More precisely, given the dataframe:
a b
1 1 6
1 2 7
2 3 8
2 4 9
2 5 0
I would want as output, a list of dataframes:
a b
1 1 6
2 3 8
a b
1 2 7
2 4 9
a b
2 5 0
This needs to be scalable to as many dataframes as needed based on the number of duplicates.
df=df.reset_index()
dfs=[]
while not df.empty:
dfs.append(df[~df.duplicated('index',keep='first')].set_index('index'))
df=df[df.duplicated('index',keep='first')]

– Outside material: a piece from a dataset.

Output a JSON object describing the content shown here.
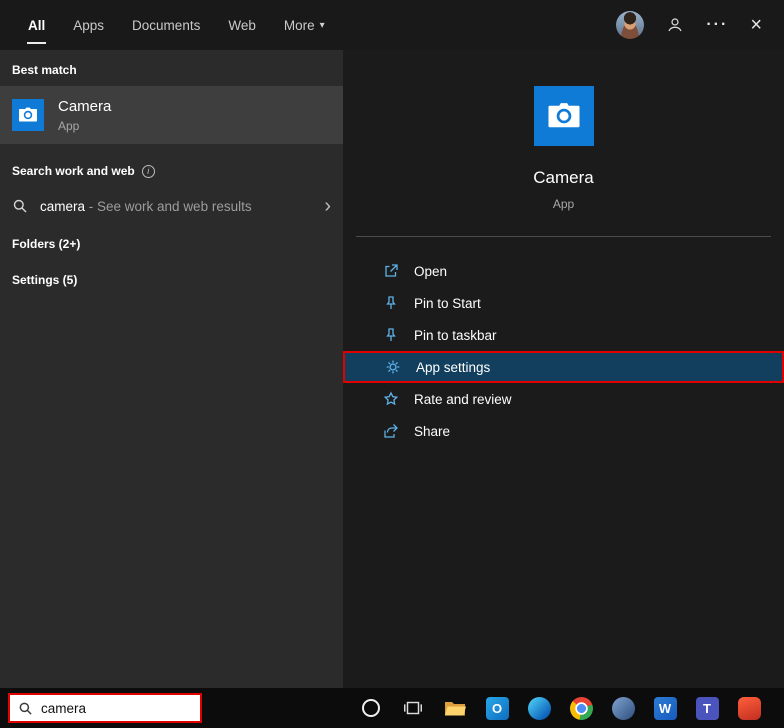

#dfs will have all your dataframes
Use GroupBy.cumcount for custom groups and then convert groups to dictionaries:
df = dict(tuple(df.groupby(df.groupby(level=0).cumcount())))
print (df)
{0: a b
1 1 6
2 3 8, 1: a b
1 2 7
2 4 9, 2: a b
2 5 0}
print (dfs[0])
a b
1 1 6
2 3 8
Or convert to list of DataFrames:
dfs = [x for i, x in df.groupby(df.groupby(level=0).cumcount())]
print (dfs)
[ a b
1 1 6
2 3 8, a b
1 2 7
2 4 9, a b
2 5 0]
Another approach is to use pd.DataFrame.groupby.nth:
import numpy as np
g = df.groupby(df.index)
cnt = np.bincount(df.index).max()
dfs = [g.nth(i) for i in range(cnt)]
Output:
[ a b
1 1 6
2 3 8,
a b
1 2 7
2 4 9,
a b
2 5 0]